On the Benefits of Rank in Attention Layers
Noah Amsel, Gilad Yehudai, Joan Bruna
TL;DR
This work analyzes the expressive power of attention with respect to the query/key rank $r$ and the number of heads $H$. It proves a rank separation for a nearest-neighbor target: a single full-rank head can approximate it arbitrarily well, whereas low-rank heads require exponential growth in $d$ (or $(d/r)^{1/()}$-type scales) of $H$ to achieve comparable accuracy. The authors further show that depth can mitigate this weakness for short contexts, enabling polynomially many rank-1 heads to approximate the target, though the same approach may not extend to long contexts. Experiments with off-the-shelf transformers corroborate the theory, revealing that standard $H=d/r$ scaling may understate the expressive power of full-rank attention and that low-rank attention can be significantly weaker under practical budgets. Overall, the paper calls for rethinking hyperparameter choices in transformers and highlights depth as a potential remedy for some low-rank limitations, especially in shorter contexts.
Abstract
Attention-based mechanisms are widely used in machine learning, most prominently in transformers. However, hyperparameters such as the rank of the attention matrices and the number of heads are scaled nearly the same way in all realizations of this architecture, without theoretical justification. In this work we show that there are dramatic trade-offs between the rank and number of heads of the attention mechanism.
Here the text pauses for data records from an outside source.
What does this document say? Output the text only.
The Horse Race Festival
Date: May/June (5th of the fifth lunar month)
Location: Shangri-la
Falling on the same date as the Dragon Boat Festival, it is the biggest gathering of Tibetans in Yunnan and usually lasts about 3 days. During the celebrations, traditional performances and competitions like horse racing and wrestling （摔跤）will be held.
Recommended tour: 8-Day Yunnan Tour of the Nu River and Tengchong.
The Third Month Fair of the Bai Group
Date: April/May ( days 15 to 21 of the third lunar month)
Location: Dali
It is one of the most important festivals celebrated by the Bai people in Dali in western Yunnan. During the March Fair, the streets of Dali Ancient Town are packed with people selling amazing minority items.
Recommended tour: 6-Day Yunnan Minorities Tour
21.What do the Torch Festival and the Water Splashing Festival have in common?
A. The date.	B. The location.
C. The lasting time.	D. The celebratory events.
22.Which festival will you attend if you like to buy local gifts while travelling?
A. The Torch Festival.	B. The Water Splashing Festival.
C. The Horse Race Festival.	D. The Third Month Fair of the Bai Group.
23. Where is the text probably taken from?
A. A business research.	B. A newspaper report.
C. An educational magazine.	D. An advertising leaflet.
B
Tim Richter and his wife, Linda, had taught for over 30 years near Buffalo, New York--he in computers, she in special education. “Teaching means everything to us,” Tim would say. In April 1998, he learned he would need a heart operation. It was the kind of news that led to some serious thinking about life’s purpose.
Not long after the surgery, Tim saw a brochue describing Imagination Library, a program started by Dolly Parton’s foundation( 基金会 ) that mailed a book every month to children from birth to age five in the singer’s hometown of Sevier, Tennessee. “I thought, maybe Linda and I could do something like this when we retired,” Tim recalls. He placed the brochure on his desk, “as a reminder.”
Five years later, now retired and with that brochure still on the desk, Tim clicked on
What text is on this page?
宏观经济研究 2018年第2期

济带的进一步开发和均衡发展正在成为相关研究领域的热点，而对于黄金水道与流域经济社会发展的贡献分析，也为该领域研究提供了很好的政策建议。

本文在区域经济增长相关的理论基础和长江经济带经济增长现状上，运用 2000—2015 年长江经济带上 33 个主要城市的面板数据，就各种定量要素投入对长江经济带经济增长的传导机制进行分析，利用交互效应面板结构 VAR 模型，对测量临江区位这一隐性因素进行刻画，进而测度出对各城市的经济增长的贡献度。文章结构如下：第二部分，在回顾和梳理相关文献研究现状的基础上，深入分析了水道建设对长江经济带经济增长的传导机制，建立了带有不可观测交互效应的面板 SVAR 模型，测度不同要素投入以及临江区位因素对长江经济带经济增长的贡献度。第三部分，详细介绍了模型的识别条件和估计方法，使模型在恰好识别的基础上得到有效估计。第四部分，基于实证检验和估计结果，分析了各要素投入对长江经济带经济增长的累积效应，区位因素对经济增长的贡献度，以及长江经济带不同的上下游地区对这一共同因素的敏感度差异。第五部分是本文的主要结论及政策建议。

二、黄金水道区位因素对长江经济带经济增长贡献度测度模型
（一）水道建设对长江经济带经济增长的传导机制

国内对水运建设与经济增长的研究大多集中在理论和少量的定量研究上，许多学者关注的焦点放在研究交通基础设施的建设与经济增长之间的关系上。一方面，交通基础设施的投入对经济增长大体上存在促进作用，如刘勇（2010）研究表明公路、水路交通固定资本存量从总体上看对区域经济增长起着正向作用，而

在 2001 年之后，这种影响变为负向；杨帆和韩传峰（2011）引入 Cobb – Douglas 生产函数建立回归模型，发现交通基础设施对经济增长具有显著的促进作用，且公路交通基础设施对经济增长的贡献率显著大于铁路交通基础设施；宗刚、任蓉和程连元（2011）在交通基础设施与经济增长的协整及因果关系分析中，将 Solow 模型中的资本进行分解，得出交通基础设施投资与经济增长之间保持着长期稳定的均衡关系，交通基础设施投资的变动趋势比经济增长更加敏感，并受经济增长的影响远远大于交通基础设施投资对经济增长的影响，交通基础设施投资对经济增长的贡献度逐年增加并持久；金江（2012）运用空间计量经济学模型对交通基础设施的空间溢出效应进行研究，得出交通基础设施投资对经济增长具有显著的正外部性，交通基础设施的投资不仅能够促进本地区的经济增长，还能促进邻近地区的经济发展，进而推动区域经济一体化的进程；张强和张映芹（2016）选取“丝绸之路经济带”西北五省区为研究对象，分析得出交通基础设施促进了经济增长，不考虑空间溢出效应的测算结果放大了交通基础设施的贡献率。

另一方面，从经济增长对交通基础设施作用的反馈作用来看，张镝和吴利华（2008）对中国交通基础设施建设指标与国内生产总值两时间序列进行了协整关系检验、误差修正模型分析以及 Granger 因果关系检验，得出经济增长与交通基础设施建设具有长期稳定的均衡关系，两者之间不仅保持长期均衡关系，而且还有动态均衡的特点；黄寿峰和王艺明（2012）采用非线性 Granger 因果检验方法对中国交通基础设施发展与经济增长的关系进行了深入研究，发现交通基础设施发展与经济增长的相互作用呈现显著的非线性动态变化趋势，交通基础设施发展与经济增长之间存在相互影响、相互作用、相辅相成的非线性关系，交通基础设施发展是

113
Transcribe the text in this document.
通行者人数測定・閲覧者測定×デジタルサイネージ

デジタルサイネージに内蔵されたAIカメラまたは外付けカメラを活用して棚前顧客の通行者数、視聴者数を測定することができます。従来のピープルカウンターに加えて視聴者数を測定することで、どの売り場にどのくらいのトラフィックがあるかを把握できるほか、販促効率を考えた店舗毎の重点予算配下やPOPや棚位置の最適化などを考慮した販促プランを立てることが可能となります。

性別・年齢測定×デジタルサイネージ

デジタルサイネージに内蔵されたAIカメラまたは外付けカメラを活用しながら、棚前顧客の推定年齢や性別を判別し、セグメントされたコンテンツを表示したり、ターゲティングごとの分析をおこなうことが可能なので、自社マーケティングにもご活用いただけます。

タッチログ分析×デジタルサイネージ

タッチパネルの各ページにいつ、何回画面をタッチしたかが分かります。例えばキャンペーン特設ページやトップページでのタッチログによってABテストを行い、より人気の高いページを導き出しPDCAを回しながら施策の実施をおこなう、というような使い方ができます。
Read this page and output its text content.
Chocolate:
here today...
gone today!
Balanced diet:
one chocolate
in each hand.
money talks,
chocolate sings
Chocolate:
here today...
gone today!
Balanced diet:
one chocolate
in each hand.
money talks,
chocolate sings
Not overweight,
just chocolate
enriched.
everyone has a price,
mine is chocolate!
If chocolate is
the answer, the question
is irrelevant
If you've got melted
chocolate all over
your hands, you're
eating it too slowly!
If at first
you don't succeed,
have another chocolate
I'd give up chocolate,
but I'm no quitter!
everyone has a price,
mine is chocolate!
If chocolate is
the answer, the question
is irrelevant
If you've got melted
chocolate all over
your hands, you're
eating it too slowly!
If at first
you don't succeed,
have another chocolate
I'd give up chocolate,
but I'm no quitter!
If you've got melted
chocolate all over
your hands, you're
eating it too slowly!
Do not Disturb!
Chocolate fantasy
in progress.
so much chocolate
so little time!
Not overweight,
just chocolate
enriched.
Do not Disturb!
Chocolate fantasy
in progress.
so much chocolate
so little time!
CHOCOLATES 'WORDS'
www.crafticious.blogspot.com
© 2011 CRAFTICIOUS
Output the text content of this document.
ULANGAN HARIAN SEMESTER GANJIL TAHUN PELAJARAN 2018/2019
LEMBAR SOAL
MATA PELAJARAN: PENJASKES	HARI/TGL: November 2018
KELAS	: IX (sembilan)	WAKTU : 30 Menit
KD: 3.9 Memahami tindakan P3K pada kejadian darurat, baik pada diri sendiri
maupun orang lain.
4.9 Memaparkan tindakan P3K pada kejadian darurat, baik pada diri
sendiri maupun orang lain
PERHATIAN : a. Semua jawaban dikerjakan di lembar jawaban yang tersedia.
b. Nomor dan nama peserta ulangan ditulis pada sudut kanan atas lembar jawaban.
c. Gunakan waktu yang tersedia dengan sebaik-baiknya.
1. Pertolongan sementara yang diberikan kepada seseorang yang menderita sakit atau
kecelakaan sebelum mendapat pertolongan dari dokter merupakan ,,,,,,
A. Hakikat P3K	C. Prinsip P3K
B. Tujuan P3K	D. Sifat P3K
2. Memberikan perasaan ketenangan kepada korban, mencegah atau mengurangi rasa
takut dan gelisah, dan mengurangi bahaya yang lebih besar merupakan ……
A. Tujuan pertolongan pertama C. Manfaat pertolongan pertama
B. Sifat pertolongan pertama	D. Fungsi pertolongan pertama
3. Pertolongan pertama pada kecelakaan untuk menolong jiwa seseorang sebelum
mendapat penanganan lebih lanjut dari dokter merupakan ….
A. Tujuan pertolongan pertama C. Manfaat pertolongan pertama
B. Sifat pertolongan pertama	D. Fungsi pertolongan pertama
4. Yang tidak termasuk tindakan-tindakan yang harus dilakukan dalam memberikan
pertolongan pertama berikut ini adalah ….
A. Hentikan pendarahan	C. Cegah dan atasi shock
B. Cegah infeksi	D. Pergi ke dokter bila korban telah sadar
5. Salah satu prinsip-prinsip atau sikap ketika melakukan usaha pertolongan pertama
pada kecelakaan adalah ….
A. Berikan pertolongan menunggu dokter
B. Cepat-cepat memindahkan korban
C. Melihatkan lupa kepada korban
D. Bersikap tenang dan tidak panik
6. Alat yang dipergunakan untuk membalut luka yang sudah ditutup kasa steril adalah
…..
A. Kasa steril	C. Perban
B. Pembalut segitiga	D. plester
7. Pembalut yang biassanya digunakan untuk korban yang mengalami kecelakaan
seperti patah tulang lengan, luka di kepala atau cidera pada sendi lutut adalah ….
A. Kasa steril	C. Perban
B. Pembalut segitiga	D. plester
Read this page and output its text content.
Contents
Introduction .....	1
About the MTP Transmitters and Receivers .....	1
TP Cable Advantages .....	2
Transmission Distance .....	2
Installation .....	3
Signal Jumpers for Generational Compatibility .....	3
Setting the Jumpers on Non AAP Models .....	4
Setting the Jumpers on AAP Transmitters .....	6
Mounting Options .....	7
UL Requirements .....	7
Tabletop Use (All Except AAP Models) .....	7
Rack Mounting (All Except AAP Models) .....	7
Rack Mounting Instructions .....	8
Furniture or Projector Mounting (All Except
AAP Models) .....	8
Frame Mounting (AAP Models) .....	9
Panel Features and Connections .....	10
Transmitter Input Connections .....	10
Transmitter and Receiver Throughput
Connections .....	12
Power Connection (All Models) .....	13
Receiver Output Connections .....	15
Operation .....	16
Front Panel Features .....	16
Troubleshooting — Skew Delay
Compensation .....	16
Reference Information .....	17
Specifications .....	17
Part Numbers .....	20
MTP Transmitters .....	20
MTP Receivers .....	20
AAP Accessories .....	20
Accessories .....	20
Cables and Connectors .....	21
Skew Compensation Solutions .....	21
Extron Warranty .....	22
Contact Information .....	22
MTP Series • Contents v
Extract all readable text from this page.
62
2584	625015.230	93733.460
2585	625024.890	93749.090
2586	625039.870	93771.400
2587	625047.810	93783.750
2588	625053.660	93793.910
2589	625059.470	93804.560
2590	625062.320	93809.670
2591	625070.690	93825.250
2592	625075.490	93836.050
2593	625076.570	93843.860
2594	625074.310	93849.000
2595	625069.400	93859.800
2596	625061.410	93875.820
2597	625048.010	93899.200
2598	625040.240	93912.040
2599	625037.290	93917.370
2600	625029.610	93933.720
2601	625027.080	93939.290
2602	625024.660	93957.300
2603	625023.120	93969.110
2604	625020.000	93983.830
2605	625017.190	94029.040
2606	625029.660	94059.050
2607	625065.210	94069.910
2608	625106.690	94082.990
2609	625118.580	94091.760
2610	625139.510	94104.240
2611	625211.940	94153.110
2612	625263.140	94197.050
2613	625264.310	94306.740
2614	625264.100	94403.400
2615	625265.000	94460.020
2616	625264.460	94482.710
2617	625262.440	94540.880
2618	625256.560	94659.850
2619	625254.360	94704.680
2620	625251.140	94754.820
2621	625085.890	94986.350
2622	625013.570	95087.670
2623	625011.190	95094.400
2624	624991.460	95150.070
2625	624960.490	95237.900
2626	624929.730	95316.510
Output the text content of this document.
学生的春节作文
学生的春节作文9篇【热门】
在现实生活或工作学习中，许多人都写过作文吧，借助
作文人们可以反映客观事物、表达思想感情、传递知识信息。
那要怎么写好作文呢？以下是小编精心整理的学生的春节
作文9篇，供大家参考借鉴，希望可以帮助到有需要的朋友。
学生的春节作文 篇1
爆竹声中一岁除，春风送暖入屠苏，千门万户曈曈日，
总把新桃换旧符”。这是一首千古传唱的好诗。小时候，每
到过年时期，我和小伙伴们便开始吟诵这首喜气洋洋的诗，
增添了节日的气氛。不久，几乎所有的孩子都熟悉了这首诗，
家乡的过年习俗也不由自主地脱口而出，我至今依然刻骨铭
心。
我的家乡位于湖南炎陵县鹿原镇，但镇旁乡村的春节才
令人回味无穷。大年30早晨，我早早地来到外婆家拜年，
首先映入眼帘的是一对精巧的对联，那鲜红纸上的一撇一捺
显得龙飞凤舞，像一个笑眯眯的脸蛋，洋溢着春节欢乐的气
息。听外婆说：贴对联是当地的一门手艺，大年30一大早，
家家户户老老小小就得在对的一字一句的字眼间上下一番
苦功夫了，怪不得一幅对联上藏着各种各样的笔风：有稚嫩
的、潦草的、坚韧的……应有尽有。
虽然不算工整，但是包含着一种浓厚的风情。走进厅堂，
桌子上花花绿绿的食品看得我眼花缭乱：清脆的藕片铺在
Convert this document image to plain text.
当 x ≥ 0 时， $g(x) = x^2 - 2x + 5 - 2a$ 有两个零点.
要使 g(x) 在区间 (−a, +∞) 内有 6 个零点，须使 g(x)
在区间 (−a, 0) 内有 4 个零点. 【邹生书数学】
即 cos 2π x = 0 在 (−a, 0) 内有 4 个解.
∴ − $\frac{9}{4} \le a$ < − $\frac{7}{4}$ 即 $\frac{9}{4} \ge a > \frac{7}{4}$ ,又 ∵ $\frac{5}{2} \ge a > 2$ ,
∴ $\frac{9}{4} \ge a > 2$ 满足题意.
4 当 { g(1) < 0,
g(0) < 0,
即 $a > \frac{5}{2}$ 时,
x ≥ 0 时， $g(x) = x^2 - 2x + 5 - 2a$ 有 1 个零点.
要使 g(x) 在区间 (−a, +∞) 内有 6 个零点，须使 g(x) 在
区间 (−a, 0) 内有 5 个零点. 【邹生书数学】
Specifically, we present a simple and natural target function that can be represented using a single full-rank attention head for any context length, but that cannot be approximated by low-rank attention unless the number of heads is exponential in the embedding dimension, even for short context lengths. Moreover, we prove that, for short context lengths, adding depth allows the target to be approximated by low-rank attention. For long contexts, we conjecture that full-rank attention is necessary. Finally, we present experiments with off-the-shelf transformers that validate our theoretical findings.